Medan I okemedan. Subdit II/Harda-Bangtah Direktorat (Dit) Reskrimum Polda Sumut bakal menetapkan tersangka kasus dugaan penipuan dan penempatan keterangan palsu dalam akta notaris yang dilaporkan Tansri Chandra.

Direktur Reskrimum Polda Sumut, Kombes Pol Irwan Anwar dikonfirmasi mengakui, pihaknya tengah menyidik kasus dugaan penipuan dan penempatan keterangan palsu dengan terlapor TH.

“(Kasusnya) ditangani Subdit II/Harda-Bangtah,” terang Irwan Anwar melalui telepon seluler, Jumat (18/9/2020).

Sementara, Kasubbid Penmas Polda Sumut, AKBP MP Nainggolan, kemarin mengatakan, kasus dugaan penipuan dan penempatan keterangan palsu yang dilaporkan Tansri Chandra dengan terlapor TH telah masuk tahap penyidikan.

Artinya, penyidik telah melakukan gelar perkara dan menyimpulkan kasus itu layak dilanjutkan ke pihak kejaksaan. Penyidik tengah melengkapi berkas perkara tersebut.

“Kasus itu sudah pada tahap penyidikan. Kalau berkasnya sudah lengkap akan dilimpahkan ke kejaksaan,” tandas Nainggolan.

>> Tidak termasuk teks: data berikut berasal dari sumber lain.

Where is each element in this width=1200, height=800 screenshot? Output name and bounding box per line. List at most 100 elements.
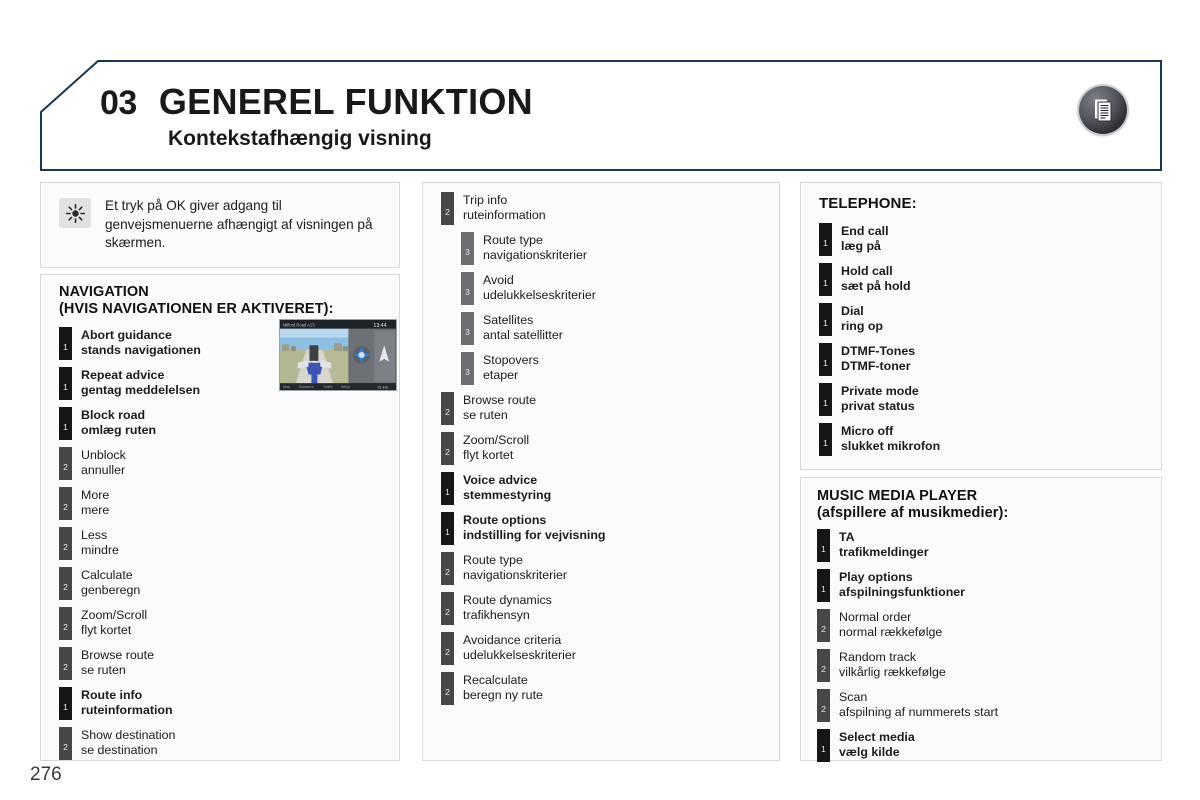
middle-option-item[interactable]: 2 Browse route se ruten [441, 392, 779, 425]
middle-option-item[interactable]: 3 Route type navigationskriterier [461, 232, 779, 265]
page-title: GENEREL FUNKTION [158, 81, 533, 122]
entry-label-da: udelukkelseskriterier [483, 288, 596, 303]
middle-option-item[interactable]: 2 Avoidance criteria udelukkelseskriterier [441, 632, 779, 665]
telephone-item[interactable]: 1 DTMF-Tones DTMF-toner [819, 343, 1161, 376]
entry-label-da: ruteinformation [463, 208, 546, 223]
level-badge: 1 [59, 687, 72, 720]
telephone-item[interactable]: 1 Micro off slukket mikrofon [819, 423, 1161, 456]
entry-labels: Repeat advice gentag meddelelsen [81, 367, 200, 399]
level-badge: 2 [59, 727, 72, 760]
level-badge: 2 [59, 527, 72, 560]
level-badge: 2 [441, 672, 454, 705]
navigation-item[interactable]: 2 Unblock annuller [59, 447, 399, 480]
level-badge: 2 [817, 609, 830, 642]
level-badge: 1 [819, 263, 832, 296]
middle-option-item[interactable]: 3 Stopovers etaper [461, 352, 779, 385]
level-badge: 2 [59, 567, 72, 600]
entry-label-da: mindre [81, 543, 119, 558]
navigation-item[interactable]: 2 More mere [59, 487, 399, 520]
telephone-item[interactable]: 1 Hold call sæt på hold [819, 263, 1161, 296]
level-badge: 1 [819, 303, 832, 336]
telephone-item[interactable]: 1 Dial ring op [819, 303, 1161, 336]
entry-labels: Abort guidance stands navigationen [81, 327, 201, 359]
chapter-title-row: 03 GENEREL FUNKTION [100, 81, 533, 123]
entry-labels: Scan afspilning af nummerets start [839, 689, 998, 721]
entry-labels: Route info ruteinformation [81, 687, 173, 719]
middle-option-item[interactable]: 3 Satellites antal satellitter [461, 312, 779, 345]
entry-label-en: Unblock [81, 448, 126, 462]
music-media-player-item[interactable]: 2 Scan afspilning af nummerets start [817, 689, 1161, 722]
music-media-player-item[interactable]: 1 Select media vælg kilde [817, 729, 1161, 762]
entry-label-da: navigationskriterier [483, 248, 587, 263]
navigation-item[interactable]: 2 Browse route se ruten [59, 647, 399, 680]
entry-label-da: flyt kortet [81, 623, 132, 638]
entry-label-en: Play options [839, 570, 913, 584]
navigation-item[interactable]: 2 Less mindre [59, 527, 399, 560]
manual-page: 03 GENEREL FUNKTION Kontekstafhængig vis… [0, 0, 1200, 800]
entry-label-da: normal rækkefølge [839, 625, 943, 640]
entry-label-da: stemmestyring [463, 488, 552, 503]
music-media-player-item[interactable]: 2 Normal order normal rækkefølge [817, 609, 1161, 642]
music-media-player-item[interactable]: 2 Random track vilkårlig rækkefølge [817, 649, 1161, 682]
middle-option-item[interactable]: 2 Zoom/Scroll flyt kortet [441, 432, 779, 465]
entry-label-en: Scan [839, 690, 868, 704]
telephone-card: TELEPHONE: 1 End call læg på 1 Hold call sæt … [800, 182, 1162, 470]
entry-label-en: Zoom/Scroll [81, 608, 148, 622]
level-badge: 2 [59, 607, 72, 640]
middle-option-item[interactable]: 2 Recalculate beregn ny rute [441, 672, 779, 705]
navigation-item[interactable]: 1 Block road omlæg ruten [59, 407, 399, 440]
middle-option-item[interactable]: 2 Route type navigationskriterier [441, 552, 779, 585]
entry-label-da: se destination [81, 743, 158, 758]
entry-label-da: ring op [841, 319, 883, 334]
svg-text:Map: Map [283, 385, 290, 389]
telephone-item[interactable]: 1 Private mode privat status [819, 383, 1161, 416]
entry-label-en: Zoom/Scroll [463, 433, 530, 447]
entry-labels: Micro off slukket mikrofon [841, 423, 940, 455]
middle-option-item[interactable]: 1 Route options indstilling for vejvisning [441, 512, 779, 545]
entry-label-da: omlæg ruten [81, 423, 157, 438]
entry-label-en: More [81, 488, 110, 502]
level-badge: 2 [817, 649, 830, 682]
level-badge: 2 [59, 447, 72, 480]
level-badge: 2 [441, 192, 454, 225]
level-badge: 2 [441, 432, 454, 465]
middle-option-item[interactable]: 1 Voice advice stemmestyring [441, 472, 779, 505]
navigation-item[interactable]: 2 Zoom/Scroll flyt kortet [59, 607, 399, 640]
navigation-item[interactable]: 2 Calculate genberegn [59, 567, 399, 600]
middle-option-item[interactable]: 2 Trip info ruteinformation [441, 192, 779, 225]
entry-labels: TA trafikmeldinger [839, 529, 929, 561]
entry-label-da: sæt på hold [841, 279, 911, 294]
middle-option-item[interactable]: 3 Avoid udelukkelseskriterier [461, 272, 779, 305]
middle-option-item[interactable]: 2 Route dynamics trafikhensyn [441, 592, 779, 625]
entry-labels: Avoid udelukkelseskriterier [483, 272, 596, 304]
level-badge: 1 [817, 569, 830, 602]
entry-label-da: ruteinformation [81, 703, 173, 718]
navigation-item[interactable]: 1 Route info ruteinformation [59, 687, 399, 720]
entry-labels: Normal order normal rækkefølge [839, 609, 942, 641]
entry-label-en: End call [841, 224, 889, 238]
music-media-player-heading: MUSIC MEDIA PLAYER (afspillere af musikm… [817, 488, 1009, 521]
level-badge: 3 [461, 232, 474, 265]
level-badge: 3 [461, 272, 474, 305]
level-badge: 1 [59, 367, 72, 400]
music-media-player-item[interactable]: 1 TA trafikmeldinger [817, 529, 1161, 562]
entry-labels: Route type navigationskriterier [483, 232, 587, 264]
entry-label-en: Micro off [841, 424, 894, 438]
entry-label-da: etaper [483, 368, 519, 383]
entry-labels: Calculate genberegn [81, 567, 140, 599]
level-badge: 1 [819, 223, 832, 256]
entry-labels: More mere [81, 487, 109, 519]
entry-label-da: afspilning af nummerets start [839, 705, 999, 720]
entry-label-en: Route type [483, 233, 543, 247]
navigation-item[interactable]: 2 Show destination se destination [59, 727, 399, 760]
entry-labels: Select media vælg kilde [839, 729, 915, 761]
entry-label-da: stands navigationen [81, 343, 201, 358]
entry-labels: Stopovers etaper [483, 352, 539, 384]
music-media-player-item[interactable]: 1 Play options afspilningsfunktioner [817, 569, 1161, 602]
telephone-item[interactable]: 1 End call læg på [819, 223, 1161, 256]
document-list-icon [1079, 86, 1127, 134]
level-badge: 2 [817, 689, 830, 722]
entry-label-da: trafikhensyn [463, 608, 530, 623]
music-media-player-list: 1 TA trafikmeldinger 1 Play options afspilnin… [801, 522, 1161, 762]
entry-label-da: gentag meddelelsen [81, 383, 201, 398]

Informasi diperoleh, penyidik Subdit II/Harda-Tahbang Direktorat Reskrimum Polda Sumut telah mengeluarkan Surat Pemberitahuan Perkembangan Hasil Penyelidikan (SP2HP) kasus dugaan penempatan keterangan palsu. Delapan orang tersangka telah ditetapkan setelah belasan diperiksa.

Adapun delapan terduga tersangka berinisial, TH, AS, G, TS, ET, HT, JT dan
HS. Namun, para tersangka dikabarkan dikenakan wajib lapor, setelah penahanannya ditangguhkan.

Kasus itu disidik Polda Sumut berdasarkan Laporan Polisi: LP/1088/VI/2019 / SUMUT / SPKT-I, tanggal 29 Juli 2019, atas nama pelapor Tansri Chandra dengan penerapan Pasal 263 ayat (1) dan (2) KUHPidana dan Pasal 373 KUHPidana.

Sebelumnya, penyidik Subdit II/Harda-Bangtah Direktorat (Dit) Reskrimum Polda Sumut menggeledah sebuah
rumah di Kompleks Cemara Asri untuk mencari barang bukti terkait kasus dugaan keterangan palsu, Selasa (7/1/2020) sore.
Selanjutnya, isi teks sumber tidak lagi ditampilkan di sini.